En casa de mi madre, al lado del ataúd donde empezaba a corromperse el cadáver de mi padre, la gente me daba el pésame. Nadie sabía bien cómo darme el pésame. Algunos decían ``mis condolencias'' o ``mis más sentidas condolencias'' o ``mi sentido pésame'' o ``te acompaño en tu dolor''. Todo me parecía falso.

Yo no sentía ningún dolor, en todo caso sentía un alivio considerable. Era como si me hubieran quitado un peso de encima, un lastre que casi acabó por hundirme en el pantano con lagartos y caimanes que fue la vida con mi padre. Ahora podía caminar tranquilo, el viejo ya no seguiría diciéndome que mis libros eran una basura y que mis programas eran una vergüenza y que la familia estaba asqueada, abochornada, harta de mí.

Al día siguiente les pregunté a mis hijas si querían ir al funeral de mi padre. Me dijeron que sí, que les daba curiosidad. Nunca habían asistido a un funeral. Aunque a duras penas conocían a su abuelo muerto, querían fisgonear el mórbido espectáculo. Por eso fuimos al sepelio en el sur. Subimos a la camioneta mis dos hijas, dos empleadas domésticas y yo. Mi hija menor no estaba contenta con su vestido. Quería otro vestido, uno más lindo, uno que le quedase mejor. Nos detuvimos en un centro comercial y compró un vestido que le pareció apropiado. Luego conduje a toda prisa, tan rápido que las empleadas iban asustadas, pidiéndome que bajase la velocidad. A medio camino en la autopista al sur, sobrepasamos la caravana de autos que seguían al vehículo de la funeraria que llevaba el cadáver de mi padre. Mis hijas parecían contentas y yo también. Escuchamos canciones de Coti, de Calamaro, de Drexler, de Julieta Venegas. Mi padre estaba muerto, rumbo al cementerio, y, sin embargo, era un día feliz.

En el cementerio, mis siete hermanos cargaron el ataúd. Yo me mantuve distante, como distante me mantuve durante tantos años sin hablar con mi padre. Mis hermanos me miraron con severidad, reprochándome esa última, predecible deserción. Pero yo no quería cargar a mi padre porque ya había soportado esa carga durante cuarenta años y ahora sentía que me tocaba descansar.

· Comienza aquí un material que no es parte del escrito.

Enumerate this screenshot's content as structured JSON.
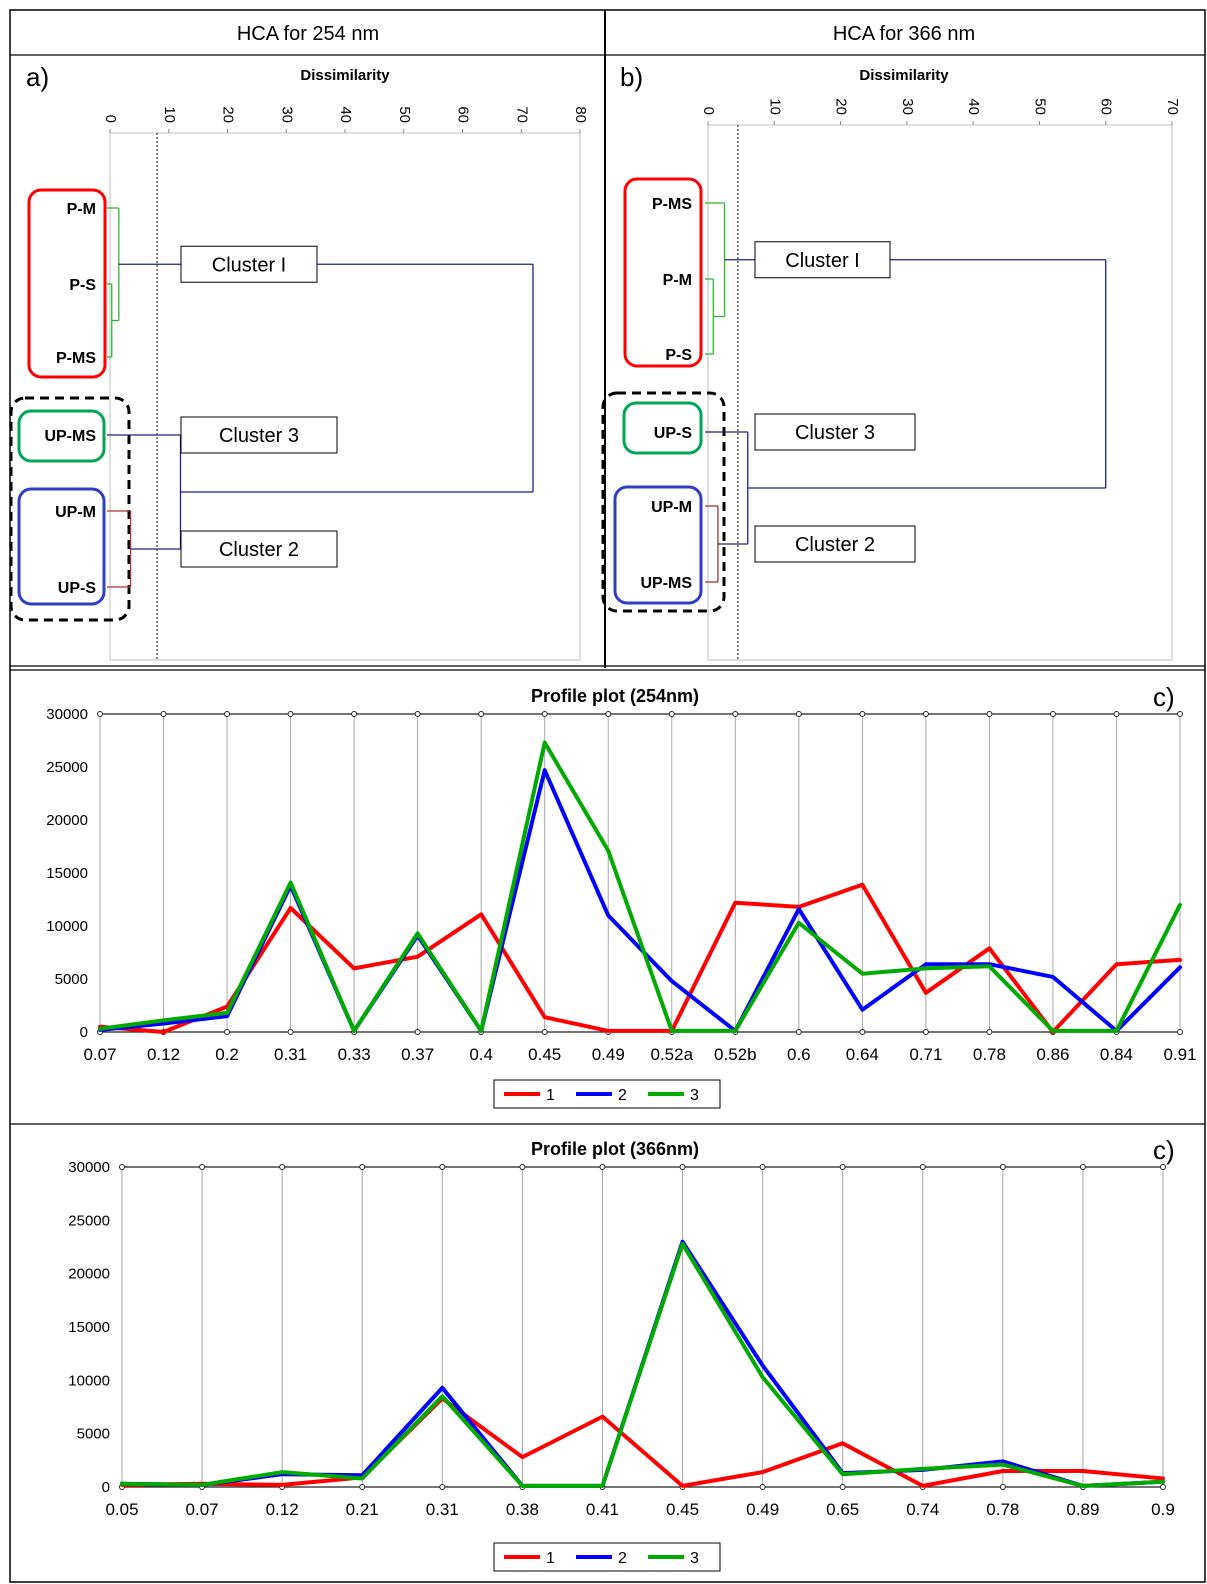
{
  "panels": {
    "a": {
      "header": "HCA for 254 nm",
      "letter": "a)"
    },
    "b": {
      "header": "HCA for 366 nm",
      "letter": "b)"
    }
  },
  "chart_data": [
    {
      "type": "dendrogram",
      "header": "HCA for 254 nm",
      "panel_label": "a)",
      "axis_title": "Dissimilarity",
      "ticks": [
        0,
        10,
        20,
        30,
        40,
        50,
        60,
        70,
        80
      ],
      "xlim": [
        0,
        80
      ],
      "truncation_level": 8,
      "leaves": [
        "P-M",
        "P-S",
        "P-MS",
        "UP-MS",
        "UP-M",
        "UP-S"
      ],
      "leaf_colors": [
        "#ff0000",
        "#ff0000",
        "#ff0000",
        "#00a651",
        "#2e3fc5",
        "#2e3fc5"
      ],
      "merges": [
        {
          "a": "P-S",
          "b": "P-MS",
          "height": 0.3,
          "color": "#2db82d"
        },
        {
          "a": "P-M",
          "b": "P-S+P-MS",
          "height": 1.5,
          "color": "#2db82d"
        },
        {
          "a": "UP-M",
          "b": "UP-S",
          "height": 3.5,
          "color": "#b0302c"
        },
        {
          "a": "UP-MS",
          "b": "UP-M+UP-S",
          "height": 12,
          "color": "#1f1f8c"
        },
        {
          "a": "Cluster I",
          "b": "Clusters 2+3",
          "height": 72,
          "color": "#1f1f8c"
        }
      ],
      "cluster_labels": [
        "Cluster I",
        "Cluster  3",
        "Cluster  2"
      ]
    },
    {
      "type": "dendrogram",
      "header": "HCA for 366 nm",
      "panel_label": "b)",
      "axis_title": "Dissimilarity",
      "ticks": [
        0,
        10,
        20,
        30,
        40,
        50,
        60,
        70
      ],
      "xlim": [
        0,
        70
      ],
      "truncation_level": 4.5,
      "leaves": [
        "P-MS",
        "P-M",
        "P-S",
        "UP-S",
        "UP-M",
        "UP-MS"
      ],
      "leaf_colors": [
        "#ff0000",
        "#ff0000",
        "#ff0000",
        "#00a651",
        "#2e3fc5",
        "#2e3fc5"
      ],
      "merges": [
        {
          "a": "P-M",
          "b": "P-S",
          "height": 0.8,
          "color": "#2db82d"
        },
        {
          "a": "P-MS",
          "b": "P-M+P-S",
          "height": 2.5,
          "color": "#2db82d"
        },
        {
          "a": "UP-M",
          "b": "UP-MS",
          "height": 1.5,
          "color": "#b0302c"
        },
        {
          "a": "UP-S",
          "b": "UP-M+UP-MS",
          "height": 6,
          "color": "#1f1f8c"
        },
        {
          "a": "Cluster I",
          "b": "Clusters 2+3",
          "height": 60,
          "color": "#1f1f8c"
        }
      ],
      "cluster_labels": [
        "Cluster I",
        "Cluster  3",
        "Cluster  2"
      ]
    },
    {
      "type": "line",
      "title": "Profile plot (254nm)",
      "panel_label": "c)",
      "categories": [
        "0.07",
        "0.12",
        "0.2",
        "0.31",
        "0.33",
        "0.37",
        "0.4",
        "0.45",
        "0.49",
        "0.52a",
        "0.52b",
        "0.6",
        "0.64",
        "0.71",
        "0.78",
        "0.86",
        "0.84",
        "0.91"
      ],
      "ylim": [
        0,
        30000
      ],
      "yticks": [
        0,
        5000,
        10000,
        15000,
        20000,
        25000,
        30000
      ],
      "grid": true,
      "legend_position": "bottom",
      "series": [
        {
          "name": "1",
          "color": "#ff0000",
          "values": [
            500,
            0,
            2400,
            11700,
            6000,
            7100,
            11100,
            1400,
            100,
            100,
            12200,
            11800,
            13900,
            3700,
            7900,
            0,
            6400,
            6800
          ]
        },
        {
          "name": "2",
          "color": "#0000ff",
          "values": [
            200,
            800,
            1500,
            13800,
            100,
            9100,
            100,
            24700,
            11000,
            4800,
            100,
            11600,
            2100,
            6400,
            6400,
            5200,
            100,
            6100
          ]
        },
        {
          "name": "3",
          "color": "#00aa00",
          "values": [
            300,
            1100,
            1800,
            14100,
            100,
            9300,
            100,
            27300,
            17100,
            100,
            100,
            10300,
            5500,
            6000,
            6200,
            100,
            100,
            12000
          ]
        }
      ]
    },
    {
      "type": "line",
      "title": "Profile plot (366nm)",
      "panel_label": "c)",
      "categories": [
        "0.05",
        "0.07",
        "0.12",
        "0.21",
        "0.31",
        "0.38",
        "0.41",
        "0.45",
        "0.49",
        "0.65",
        "0.74",
        "0.78",
        "0.89",
        "0.9"
      ],
      "ylim": [
        0,
        30000
      ],
      "yticks": [
        0,
        5000,
        10000,
        15000,
        20000,
        25000,
        30000
      ],
      "grid": true,
      "legend_position": "bottom",
      "series": [
        {
          "name": "1",
          "color": "#ff0000",
          "values": [
            200,
            300,
            200,
            900,
            8300,
            2800,
            6600,
            100,
            1400,
            4100,
            100,
            1500,
            1500,
            800
          ]
        },
        {
          "name": "2",
          "color": "#0000ff",
          "values": [
            300,
            200,
            1200,
            1100,
            9300,
            100,
            100,
            23000,
            11400,
            1300,
            1600,
            2400,
            100,
            500
          ]
        },
        {
          "name": "3",
          "color": "#00aa00",
          "values": [
            300,
            200,
            1400,
            800,
            8500,
            100,
            100,
            22800,
            10300,
            1200,
            1700,
            2100,
            100,
            500
          ]
        }
      ]
    }
  ]
}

Antes de que empezaran a echar tierra sobre el ataúd de caoba, mi madre y mis hermanos se acercaron y dejaron flores. Sentí que debía estar a la altura de los refinados modales en los que fui educado. Me acerqué, besé el ataúd y me retiré con gesto adusto.

De regreso en la camioneta, mis hijas y yo cantamos algunas canciones de Calamaro y sentí que una extraña forma de júbilo o euforia se había apoderado de nosotros, como si un veterano enemigo se hubiese marchado para siempre, como si hubiese conseguido ganar la guerra más despiadada, como si por fin hubiera derrotado a un adversario que en algún momento me había parecido indestructible, invulnerable.

o he vuelto al cementerio ni volveré. No he rezado por mi padre ni rezaré. Tengo en la casa de Miami una foto suya que me regaló mi madre. Mi padre aparece sonriendo. Es por eso una foto falsa, forzada: así nunca me sonrió a mí. Ese señor que sonríe con aire beatífico no es mi padre, o no es el que yo recuerdo. Ahora que estoy mudándome a Bogotá, tal vez debería deshacerme de esa foto.